London-based Key Travel, for example, opened an office Philadelphia in 2013 with just two people and has since grown to 65.
As a bonus on the U.K. trip, the mayor and his girlfriend, Letty Santarelli, were able to watch the Eagles-Jaguars game at Wembley Stadium in London from box seats paid by the Philadelphia Convention and Visitors Bureau, whose funding comes almost exclusively from visitors paying the city hotel tax. (Two of Kenney’s deputies plus another guest also went to the game. The total cost for the five tickets: $1,503.)
Kenney said that while Santarelli accompanied him to Ireland and Britain, taxpayers did not foot her bill. “We paid for everything for her,” he said.
The mayor said he and the city officials were out of the hotel before 8 a.m. every day, with a packed schedule of meetings. “It wasn’t a vacation,” he said.

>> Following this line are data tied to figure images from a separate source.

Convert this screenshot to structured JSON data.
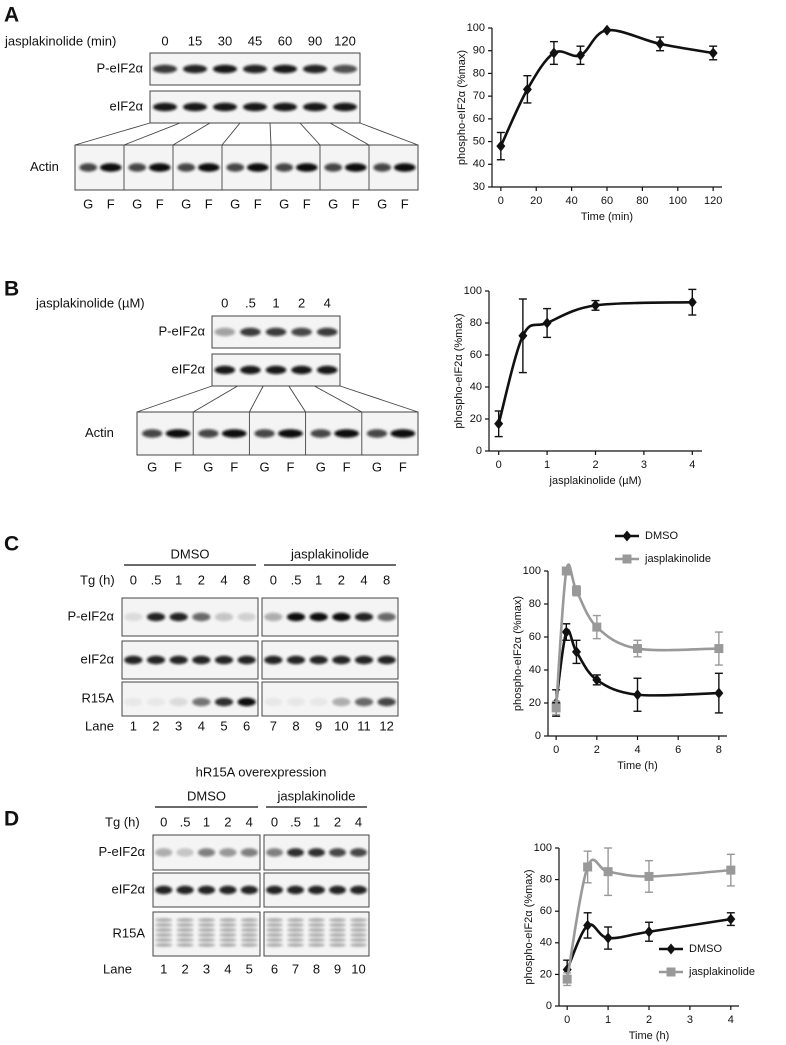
{
  "panels": [
    {
      "letter": "A",
      "treatment": "jasplakinolide (min)",
      "lanes": [
        "0",
        "15",
        "30",
        "45",
        "60",
        "90",
        "120"
      ],
      "rows": [
        "P-eIF2α",
        "eIF2α"
      ],
      "actin": "Actin",
      "fractions": [
        "G",
        "F"
      ]
    },
    {
      "letter": "B",
      "treatment": "jasplakinolide (µM)",
      "lanes": [
        "0",
        ".5",
        "1",
        "2",
        "4"
      ],
      "rows": [
        "P-eIF2α",
        "eIF2α"
      ],
      "actin": "Actin",
      "fractions": [
        "G",
        "F"
      ]
    },
    {
      "letter": "C",
      "treatment": "Tg (h)",
      "groups": [
        {
          "name": "DMSO",
          "lanes": [
            "0",
            ".5",
            "1",
            "2",
            "4",
            "8"
          ]
        },
        {
          "name": "jasplakinolide",
          "lanes": [
            "0",
            ".5",
            "1",
            "2",
            "4",
            "8"
          ]
        }
      ],
      "rows": [
        "P-eIF2α",
        "eIF2α",
        "R15A"
      ],
      "lane_label": "Lane",
      "lane_numbers": [
        "1",
        "2",
        "3",
        "4",
        "5",
        "6",
        "7",
        "8",
        "9",
        "10",
        "11",
        "12"
      ]
    },
    {
      "letter": "D",
      "header": "hR15A overexpression",
      "treatment": "Tg (h)",
      "groups": [
        {
          "name": "DMSO",
          "lanes": [
            "0",
            ".5",
            "1",
            "2",
            "4"
          ]
        },
        {
          "name": "jasplakinolide",
          "lanes": [
            "0",
            ".5",
            "1",
            "2",
            "4"
          ]
        }
      ],
      "rows": [
        "P-eIF2α",
        "eIF2α",
        "R15A"
      ],
      "lane_label": "Lane",
      "lane_numbers": [
        "1",
        "2",
        "3",
        "4",
        "5",
        "6",
        "7",
        "8",
        "9",
        "10"
      ]
    }
  ],
  "chart_data": [
    {
      "type": "line",
      "xlabel": "Time (min)",
      "ylabel": "phospho-eIF2α (%max)",
      "x": [
        0,
        15,
        30,
        45,
        60,
        90,
        120
      ],
      "values": [
        48,
        73,
        89,
        88,
        99,
        93,
        89
      ],
      "errors": [
        6,
        6,
        5,
        4,
        0,
        3,
        3
      ],
      "color": "#111111",
      "marker": "diamond",
      "xlim": [
        -5,
        125
      ],
      "xticks": [
        0,
        20,
        40,
        60,
        80,
        100,
        120
      ],
      "ylim": [
        30,
        100
      ],
      "yticks": [
        30,
        40,
        50,
        60,
        70,
        80,
        90,
        100
      ]
    },
    {
      "type": "line",
      "xlabel": "jasplakinolide (µM)",
      "ylabel": "phospho-eIF2α (%max)",
      "x": [
        0,
        0.5,
        1,
        2,
        4
      ],
      "values": [
        17,
        72,
        80,
        91,
        93
      ],
      "errors": [
        8,
        23,
        9,
        3,
        8
      ],
      "color": "#111111",
      "marker": "diamond",
      "xlim": [
        -0.2,
        4.2
      ],
      "xticks": [
        0,
        1,
        2,
        3,
        4
      ],
      "ylim": [
        0,
        100
      ],
      "yticks": [
        0,
        20,
        40,
        60,
        80,
        100
      ]
    },
    {
      "type": "line",
      "xlabel": "Time (h)",
      "ylabel": "phospho-eIF2α (%max)",
      "x": [
        0,
        0.5,
        1,
        2,
        4,
        8
      ],
      "series": [
        {
          "name": "DMSO",
          "color": "#111111",
          "marker": "diamond",
          "values": [
            20,
            63,
            51,
            34,
            25,
            26
          ],
          "errors": [
            8,
            5,
            7,
            3,
            10,
            12
          ]
        },
        {
          "name": "jasplakinolide",
          "color": "#999999",
          "marker": "square",
          "values": [
            17,
            100,
            88,
            66,
            53,
            53
          ],
          "errors": [
            4,
            0,
            3,
            7,
            5,
            10
          ]
        }
      ],
      "legend": "top-right",
      "xlim": [
        -0.4,
        8.4
      ],
      "xticks": [
        0,
        2,
        4,
        6,
        8
      ],
      "ylim": [
        0,
        100
      ],
      "yticks": [
        0,
        20,
        40,
        60,
        80,
        100
      ]
    },
    {
      "type": "line",
      "xlabel": "Time (h)",
      "ylabel": "phospho-eIF2α (%max)",
      "x": [
        0,
        0.5,
        1,
        2,
        4
      ],
      "series": [
        {
          "name": "DMSO",
          "color": "#111111",
          "marker": "diamond",
          "values": [
            23,
            51,
            43,
            47,
            55
          ],
          "errors": [
            6,
            8,
            7,
            6,
            4
          ]
        },
        {
          "name": "jasplakinolide",
          "color": "#999999",
          "marker": "square",
          "values": [
            17,
            88,
            85,
            82,
            86
          ],
          "errors": [
            4,
            10,
            15,
            10,
            10
          ]
        }
      ],
      "legend": "bottom-right",
      "xlim": [
        -0.2,
        4.2
      ],
      "xticks": [
        0,
        1,
        2,
        3,
        4
      ],
      "ylim": [
        0,
        100
      ],
      "yticks": [
        0,
        20,
        40,
        60,
        80,
        100
      ]
    }
  ]
}
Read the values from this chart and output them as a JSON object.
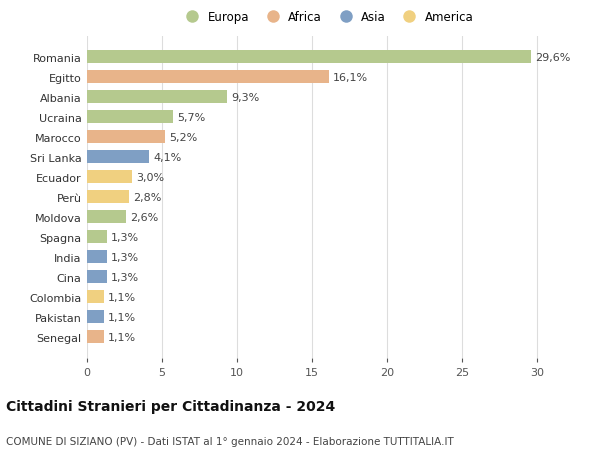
{
  "countries": [
    "Romania",
    "Egitto",
    "Albania",
    "Ucraina",
    "Marocco",
    "Sri Lanka",
    "Ecuador",
    "Perù",
    "Moldova",
    "Spagna",
    "India",
    "Cina",
    "Colombia",
    "Pakistan",
    "Senegal"
  ],
  "values": [
    29.6,
    16.1,
    9.3,
    5.7,
    5.2,
    4.1,
    3.0,
    2.8,
    2.6,
    1.3,
    1.3,
    1.3,
    1.1,
    1.1,
    1.1
  ],
  "labels": [
    "29,6%",
    "16,1%",
    "9,3%",
    "5,7%",
    "5,2%",
    "4,1%",
    "3,0%",
    "2,8%",
    "2,6%",
    "1,3%",
    "1,3%",
    "1,3%",
    "1,1%",
    "1,1%",
    "1,1%"
  ],
  "continents": [
    "Europa",
    "Africa",
    "Europa",
    "Europa",
    "Africa",
    "Asia",
    "America",
    "America",
    "Europa",
    "Europa",
    "Asia",
    "Asia",
    "America",
    "Asia",
    "Africa"
  ],
  "continent_colors": {
    "Europa": "#b5c98e",
    "Africa": "#e8b48a",
    "Asia": "#7f9fc4",
    "America": "#f0d080"
  },
  "legend_order": [
    "Europa",
    "Africa",
    "Asia",
    "America"
  ],
  "title": "Cittadini Stranieri per Cittadinanza - 2024",
  "subtitle": "COMUNE DI SIZIANO (PV) - Dati ISTAT al 1° gennaio 2024 - Elaborazione TUTTITALIA.IT",
  "xlim": [
    0,
    32
  ],
  "xticks": [
    0,
    5,
    10,
    15,
    20,
    25,
    30
  ],
  "background_color": "#ffffff",
  "bar_height": 0.65,
  "title_fontsize": 10,
  "subtitle_fontsize": 7.5,
  "label_fontsize": 8,
  "tick_fontsize": 8,
  "legend_fontsize": 8.5
}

At the Eagles game, Kenney met with London Mayor Sadiq Aman Khan. The two mayors share similar progressive political and policy views on immigration and other matters.
In addition to the travel, taxpayers also paid $3,266 for gifts to the dignitaries visited abroad, including paperweights with the city seal, leather coasters, and Eagles jerseys.
During both the Nutter and Kenney administrations, city officials have used a fund kept by Select Greater Philadelphia, an economic-development branch of the Greater Philadelphia Chamber of Commerce, for travel. That money, however, is taxpayer money. The city provides about $200,000 a year to Select, of which about $35,000 is budgeted for international missions.
Kenney said spending taxpayer money on trade missions is a good investment because getting companies to expand here grows the city’s tax base.
Swartz, of the Commerce Department, said that smaller cities, such as Boston and Wichita, have been traveling overseas too, competing for the same business Philadelphia is trying to recruit.
“We have got to go and open these doors, or the world will leave us behind,” Swartz said.